Earlier this month, the Knesset's Foreign Affairs and Defense Committee issued an authorization for a call up for as many as 22 IDF battalions to guard the northern and southern fronts after hearing testimony from security officials. Almost immediately, six battalions were activated.
Pro and anti-Syrian factions within the Lebanese population clashed in the streets of the Bab al-Tebbaneh neighborhood of Tripoli on Monday, firing assault rifles and rocket propelled grenades (RPGs).
At least five were killed and 100 wounded by the third day of sectarian violence in Lebanon's second-largest city.

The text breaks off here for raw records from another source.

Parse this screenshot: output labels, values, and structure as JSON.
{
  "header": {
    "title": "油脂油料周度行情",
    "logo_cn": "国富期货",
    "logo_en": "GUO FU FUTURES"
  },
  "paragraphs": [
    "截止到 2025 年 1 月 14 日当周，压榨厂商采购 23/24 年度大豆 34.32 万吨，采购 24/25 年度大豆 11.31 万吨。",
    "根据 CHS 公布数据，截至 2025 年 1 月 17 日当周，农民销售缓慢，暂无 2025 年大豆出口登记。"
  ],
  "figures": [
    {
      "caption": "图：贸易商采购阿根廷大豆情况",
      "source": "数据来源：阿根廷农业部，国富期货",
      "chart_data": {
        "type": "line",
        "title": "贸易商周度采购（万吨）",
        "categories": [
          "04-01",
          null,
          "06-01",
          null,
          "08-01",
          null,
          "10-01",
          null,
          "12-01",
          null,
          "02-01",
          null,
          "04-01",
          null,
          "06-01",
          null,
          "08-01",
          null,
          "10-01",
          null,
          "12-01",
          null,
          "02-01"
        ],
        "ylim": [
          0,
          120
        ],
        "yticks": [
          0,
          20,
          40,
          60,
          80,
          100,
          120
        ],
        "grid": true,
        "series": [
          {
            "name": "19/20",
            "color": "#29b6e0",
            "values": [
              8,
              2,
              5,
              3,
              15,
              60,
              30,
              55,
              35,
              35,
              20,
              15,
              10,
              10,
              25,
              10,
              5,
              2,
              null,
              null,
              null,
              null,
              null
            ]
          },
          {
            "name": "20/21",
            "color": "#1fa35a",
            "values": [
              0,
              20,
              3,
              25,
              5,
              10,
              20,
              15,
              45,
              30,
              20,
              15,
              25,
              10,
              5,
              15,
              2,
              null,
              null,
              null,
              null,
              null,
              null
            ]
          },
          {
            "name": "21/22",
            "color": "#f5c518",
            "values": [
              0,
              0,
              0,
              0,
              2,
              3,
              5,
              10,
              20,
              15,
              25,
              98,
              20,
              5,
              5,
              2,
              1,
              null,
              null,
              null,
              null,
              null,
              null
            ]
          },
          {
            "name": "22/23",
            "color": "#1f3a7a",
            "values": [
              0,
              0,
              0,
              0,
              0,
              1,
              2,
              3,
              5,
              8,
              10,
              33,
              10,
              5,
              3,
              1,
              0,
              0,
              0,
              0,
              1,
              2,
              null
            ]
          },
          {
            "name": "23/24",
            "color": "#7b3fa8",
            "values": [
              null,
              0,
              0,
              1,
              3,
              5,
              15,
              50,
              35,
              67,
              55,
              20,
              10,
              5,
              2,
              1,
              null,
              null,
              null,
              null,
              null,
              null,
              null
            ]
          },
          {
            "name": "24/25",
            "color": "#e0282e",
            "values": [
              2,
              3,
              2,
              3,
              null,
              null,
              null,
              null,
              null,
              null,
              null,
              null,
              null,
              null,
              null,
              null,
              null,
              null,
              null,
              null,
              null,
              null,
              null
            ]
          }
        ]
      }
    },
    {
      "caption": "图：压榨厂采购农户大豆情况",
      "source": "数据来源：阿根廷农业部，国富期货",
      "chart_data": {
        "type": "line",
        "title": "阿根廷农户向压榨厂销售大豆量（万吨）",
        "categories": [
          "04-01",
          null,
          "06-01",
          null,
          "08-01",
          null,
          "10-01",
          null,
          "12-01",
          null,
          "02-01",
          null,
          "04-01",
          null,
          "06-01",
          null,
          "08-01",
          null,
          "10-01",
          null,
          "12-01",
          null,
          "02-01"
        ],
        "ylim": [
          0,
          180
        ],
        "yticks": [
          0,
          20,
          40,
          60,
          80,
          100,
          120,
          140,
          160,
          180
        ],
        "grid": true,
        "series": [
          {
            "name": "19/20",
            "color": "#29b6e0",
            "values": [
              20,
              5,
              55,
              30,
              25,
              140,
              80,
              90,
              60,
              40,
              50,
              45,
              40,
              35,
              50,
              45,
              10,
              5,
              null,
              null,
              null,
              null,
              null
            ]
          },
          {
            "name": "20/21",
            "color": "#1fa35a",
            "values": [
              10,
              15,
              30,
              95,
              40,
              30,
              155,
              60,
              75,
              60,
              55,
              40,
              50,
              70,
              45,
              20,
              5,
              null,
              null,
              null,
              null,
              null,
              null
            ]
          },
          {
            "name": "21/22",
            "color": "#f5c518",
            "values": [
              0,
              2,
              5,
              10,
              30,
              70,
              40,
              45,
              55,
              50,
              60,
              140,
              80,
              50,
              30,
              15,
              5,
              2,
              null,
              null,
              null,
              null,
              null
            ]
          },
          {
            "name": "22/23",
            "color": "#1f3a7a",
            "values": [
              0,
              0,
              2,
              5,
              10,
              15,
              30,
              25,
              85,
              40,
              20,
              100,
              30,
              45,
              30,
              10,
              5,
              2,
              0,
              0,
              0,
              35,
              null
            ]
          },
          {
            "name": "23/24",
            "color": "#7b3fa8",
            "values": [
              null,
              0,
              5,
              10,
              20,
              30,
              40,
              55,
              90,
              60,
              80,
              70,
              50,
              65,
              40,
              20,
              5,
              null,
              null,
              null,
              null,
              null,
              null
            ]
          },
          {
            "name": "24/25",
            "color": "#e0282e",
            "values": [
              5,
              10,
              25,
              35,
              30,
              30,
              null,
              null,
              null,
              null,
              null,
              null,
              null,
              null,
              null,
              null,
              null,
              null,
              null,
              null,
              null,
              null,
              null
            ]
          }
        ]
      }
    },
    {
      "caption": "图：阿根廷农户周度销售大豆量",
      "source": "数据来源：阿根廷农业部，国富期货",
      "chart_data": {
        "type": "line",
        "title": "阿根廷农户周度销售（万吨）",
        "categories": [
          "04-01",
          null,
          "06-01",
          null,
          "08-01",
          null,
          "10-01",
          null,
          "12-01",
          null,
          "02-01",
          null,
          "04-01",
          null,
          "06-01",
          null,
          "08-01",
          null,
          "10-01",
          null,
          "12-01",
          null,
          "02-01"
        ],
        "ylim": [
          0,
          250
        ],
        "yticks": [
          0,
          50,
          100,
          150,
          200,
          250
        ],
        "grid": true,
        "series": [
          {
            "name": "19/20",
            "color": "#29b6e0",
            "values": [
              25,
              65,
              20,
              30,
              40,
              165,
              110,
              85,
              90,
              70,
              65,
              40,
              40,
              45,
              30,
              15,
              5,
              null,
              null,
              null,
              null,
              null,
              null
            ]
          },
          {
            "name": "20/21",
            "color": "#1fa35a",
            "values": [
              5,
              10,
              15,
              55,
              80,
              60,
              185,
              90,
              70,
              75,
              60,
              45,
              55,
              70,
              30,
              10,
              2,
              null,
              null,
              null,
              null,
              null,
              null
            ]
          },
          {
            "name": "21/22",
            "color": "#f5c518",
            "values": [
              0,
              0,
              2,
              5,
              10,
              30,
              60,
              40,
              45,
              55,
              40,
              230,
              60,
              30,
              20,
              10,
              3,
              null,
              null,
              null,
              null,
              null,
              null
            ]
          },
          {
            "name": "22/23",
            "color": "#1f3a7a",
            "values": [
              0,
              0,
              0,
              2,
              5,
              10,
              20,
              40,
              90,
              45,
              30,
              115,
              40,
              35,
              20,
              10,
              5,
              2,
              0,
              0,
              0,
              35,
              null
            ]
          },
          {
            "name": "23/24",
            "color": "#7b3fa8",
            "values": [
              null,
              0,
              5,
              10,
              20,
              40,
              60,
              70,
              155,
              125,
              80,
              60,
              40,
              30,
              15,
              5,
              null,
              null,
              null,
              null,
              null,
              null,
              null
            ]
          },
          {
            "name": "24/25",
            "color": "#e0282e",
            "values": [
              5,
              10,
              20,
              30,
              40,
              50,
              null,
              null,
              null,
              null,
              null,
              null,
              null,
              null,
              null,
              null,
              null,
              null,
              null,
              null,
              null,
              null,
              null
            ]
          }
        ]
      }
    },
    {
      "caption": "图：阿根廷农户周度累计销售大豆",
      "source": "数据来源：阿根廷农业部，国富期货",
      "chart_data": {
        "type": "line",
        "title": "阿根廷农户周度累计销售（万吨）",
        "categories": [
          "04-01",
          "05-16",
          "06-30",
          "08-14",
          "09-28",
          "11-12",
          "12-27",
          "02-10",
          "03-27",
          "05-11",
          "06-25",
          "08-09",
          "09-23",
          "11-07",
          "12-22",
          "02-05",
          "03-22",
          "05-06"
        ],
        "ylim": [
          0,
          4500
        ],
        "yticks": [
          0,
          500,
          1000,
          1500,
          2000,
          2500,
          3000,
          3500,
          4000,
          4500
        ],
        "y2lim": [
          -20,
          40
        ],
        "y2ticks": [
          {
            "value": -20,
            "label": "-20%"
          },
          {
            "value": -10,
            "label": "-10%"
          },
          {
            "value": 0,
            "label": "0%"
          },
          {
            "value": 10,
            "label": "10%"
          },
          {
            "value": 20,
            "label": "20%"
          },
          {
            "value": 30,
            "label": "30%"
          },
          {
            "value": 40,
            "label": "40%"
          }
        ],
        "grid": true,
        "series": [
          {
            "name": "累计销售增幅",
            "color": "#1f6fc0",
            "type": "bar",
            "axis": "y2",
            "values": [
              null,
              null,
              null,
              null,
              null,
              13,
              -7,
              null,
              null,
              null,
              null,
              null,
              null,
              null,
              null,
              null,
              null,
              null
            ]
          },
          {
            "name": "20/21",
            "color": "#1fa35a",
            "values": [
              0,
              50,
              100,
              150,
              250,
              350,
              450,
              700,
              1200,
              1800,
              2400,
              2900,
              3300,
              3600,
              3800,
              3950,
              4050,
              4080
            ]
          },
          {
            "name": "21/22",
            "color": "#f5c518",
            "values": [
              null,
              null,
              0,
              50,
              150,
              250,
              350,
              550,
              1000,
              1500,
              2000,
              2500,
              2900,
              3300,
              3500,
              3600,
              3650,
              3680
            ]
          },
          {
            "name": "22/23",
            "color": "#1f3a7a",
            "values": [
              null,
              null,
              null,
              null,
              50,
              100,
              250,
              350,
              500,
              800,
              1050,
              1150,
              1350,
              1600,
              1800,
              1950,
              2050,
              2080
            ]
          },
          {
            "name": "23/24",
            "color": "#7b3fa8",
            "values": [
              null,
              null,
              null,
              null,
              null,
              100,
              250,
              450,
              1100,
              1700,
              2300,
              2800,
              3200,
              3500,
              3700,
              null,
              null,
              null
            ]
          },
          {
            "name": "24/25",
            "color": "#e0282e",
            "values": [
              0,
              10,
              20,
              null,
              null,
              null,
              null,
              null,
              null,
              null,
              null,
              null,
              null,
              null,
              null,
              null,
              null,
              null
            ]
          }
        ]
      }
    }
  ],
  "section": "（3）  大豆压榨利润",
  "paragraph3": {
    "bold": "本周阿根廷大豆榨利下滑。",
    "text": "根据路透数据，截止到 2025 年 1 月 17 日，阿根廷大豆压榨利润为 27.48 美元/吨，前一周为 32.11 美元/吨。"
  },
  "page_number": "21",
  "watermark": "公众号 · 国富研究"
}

The Lebanese army did nothing to interfere with the violence, instead taking a position several hundred meters away, according to a reporter for the Associated Press.
Sunni Muslims supporting the rebels trying to topple Syrian President Bashar al-Assad battled against pro-Assad members of Lebanon's small Alawite sect, one related to Shi'ite Islam.
In Syria, as in Tripoli, the majority of the population is made up of mostly Sunni Muslims.
But in Lebanon the Hizbullah terrorist organization is comprised of Shi'ite Muslims, similar to those in the Ayatollah-ruled Islamic Republic of Iran. Hizbullah, led by Sheikh Hassan Nasrallah, has made significant inroads into Lebanon's government and gradually is taking control over the population as well.